- Ancora una volta lo spettro di una nuova crisi finanziaria appare difficile da comprendere per i cittadini. Mentre siamo pronti a manifestare per le decisioni della politica, le logiche economiche ci appaiono misteriose, anche se possono portare a conseguenze non meno gravose.
- Questo avviene perché da oltre un secolo tra politica ed economia si è inserito il progresso scientifico che è diventato sempre più iperspecializzato e ha trovato proprio nell’economia il partner ideale. E ciò ha escluso la politica dalla possibilità di dare finalità e direzione allo sviluppo.
- Se la «padronanza del mondo» di cui parlava Max Weber è gestita solo da sapere scientifico e potenza economica, il risultato rischia di non essere sinonimo di progresso. Per realizzarla, occorre un progetto che rimetta l’uomo al centro, altrimenti anche il futuro rischia di rimanere sempre incomprensibile.
Per questa volta forse riusciremo a scamparla. La crisi finanziaria che si è affacciata la scorsa settimana sui nostri notiziari sembra poter evitare gli effetti disastrosi delle precedenti. E tuttavia i meccanismi che l’hanno generata sono rimasti per lo più oscuri a chi non opera nel mercato, pur essendo potenzialmente non meno gravosi di un aumento dei tassi di interesse, di una riforma delle pensioni o del taglio ai sussidi sociali. Decisioni che invece sentiamo molto vicine e per le quali infatti siamo pronti a scendere in piazza.

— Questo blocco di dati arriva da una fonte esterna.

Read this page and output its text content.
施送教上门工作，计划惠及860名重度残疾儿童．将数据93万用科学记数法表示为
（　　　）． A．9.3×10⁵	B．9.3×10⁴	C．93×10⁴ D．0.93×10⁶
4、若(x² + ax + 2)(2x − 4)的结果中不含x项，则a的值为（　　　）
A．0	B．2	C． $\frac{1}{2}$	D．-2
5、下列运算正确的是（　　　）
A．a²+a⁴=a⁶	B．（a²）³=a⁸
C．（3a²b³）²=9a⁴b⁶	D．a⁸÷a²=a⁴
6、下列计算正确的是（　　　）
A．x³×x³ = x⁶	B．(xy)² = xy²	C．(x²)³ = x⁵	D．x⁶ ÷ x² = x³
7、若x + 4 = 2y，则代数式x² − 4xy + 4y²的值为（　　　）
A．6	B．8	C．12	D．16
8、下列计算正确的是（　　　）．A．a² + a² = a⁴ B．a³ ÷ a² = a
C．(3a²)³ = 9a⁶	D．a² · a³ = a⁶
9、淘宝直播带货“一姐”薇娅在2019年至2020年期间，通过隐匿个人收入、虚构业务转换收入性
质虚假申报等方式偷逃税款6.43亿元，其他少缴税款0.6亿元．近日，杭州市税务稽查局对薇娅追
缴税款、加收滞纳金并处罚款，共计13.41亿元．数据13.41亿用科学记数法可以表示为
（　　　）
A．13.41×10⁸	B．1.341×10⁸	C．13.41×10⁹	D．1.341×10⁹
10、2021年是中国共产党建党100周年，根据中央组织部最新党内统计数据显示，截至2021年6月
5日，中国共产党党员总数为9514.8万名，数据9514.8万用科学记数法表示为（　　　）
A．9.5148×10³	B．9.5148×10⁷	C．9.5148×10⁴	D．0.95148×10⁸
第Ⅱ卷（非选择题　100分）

Sembra essere destino della nostra società quello di doversi misurare ciclicamente con conseguenze di logiche economiche che troppo spesso non comprendiamo. Il che ci porta a considerare la finanza quasi come una divinità misteriosa, i cui capricci devono essere accolti supinamente dalla politica.
Avviene da oltre un secolo, da quando nella liaison tra gli ideali di un popolo e i soldi necessari a realizzarli si è inserita una terza figura: il progresso scientifico. Intendiamoci, la conoscenza tecnica ha permesso al nostro mondo di prosperare, ma si è anche evoluta in mille rivoli iperspecializzati, evitando di guardare alla società in modo organico in favore della perpetua ricerca dell’efficienza. E per un sapere di questo tipo, tanto più razionale quanto segmentato, una società individualista come la nostra ha trovato il partner ideale: l’economia. Il nostro capitalismo ha bisogno dei prodotti della scienza quanto questa dei suoi finanziamenti.
Terzo incomodo
Ma ciò che rende questo matrimonio tra scienza ed economia alla lunga insostenibile è che ad esso la politica non è invitata. L’impossibilità di comprendere appieno i processi finanziari non è dovuto soltanto al loro tecnicismo, ma proprio all’indeterminatezza che li connota: alla mancanza di una progettualità chiara e comune che è invece compito della politica. Senza di essa, gli effetti delle loro evoluzioni non possono essere previsti perché non sono legati a una logica di società, ma a finalità individuali distinte e spesso discordi. Ed è così che finiscono per diventare pericolosi.
Un impasse evidente sin dal principio, ma divenuta urgente da risolvere oggi, immaginando un nuovo sistema d’alleanze: già Max Weber affermava la necessità per la politica di integrarsi con la scienza, e per quest’ultima di realizzare come il proprio sforzo intellettuale operi sempre dentro la società e nei riguardi dei bisogni di essa. Solo se si riconoscerà un interesse in comune, un rapporto reale tra scienza e politica si creerà davvero una controparte alla finanza e all’economia tutta, non per limitarne lo sviluppo, ma per avanzare proposte che rendano il suo potere meno indefinito.
Questa alleanza si è talvolta già saputa realizzare, anche nella storia recente. Due esempi su tutti: grazie a essa, gli Stati Uniti hanno vinto la corsa allo spazio e il mondo la lotta al Covid. E, tuttavia, questo connubio è ancora lontano dal diventare sistemico, cosicché sembra più probabile che sarà di nuovo la ricerca privata a portarci su Marte e incassarne i dividendi.
Pensare che proprio Weber identificava come «padronanza del mondo» l’idea di governare la natura attraverso la tecnica per arrivare ad un fine di libertà e uguaglianza per l’umanità. Oggi è ancora più evidente che se «la padronanza» viene gestita solo dall’unione di sapere scientifico e potenza economica il risultato rischia di essere vago, incoerente e non necessariamente sinonimo di progresso. Per realizzarla invece occorre un progetto che rimetta l’uomo al centro. E questo non può che essere politico. Altrimenti potrebbe capitare che il prossimo razzo per Marte difettoso lo facciano pagare a noi, pubblico o privato che esso sia. E anche questa volta non sapremo spiegarci il perché.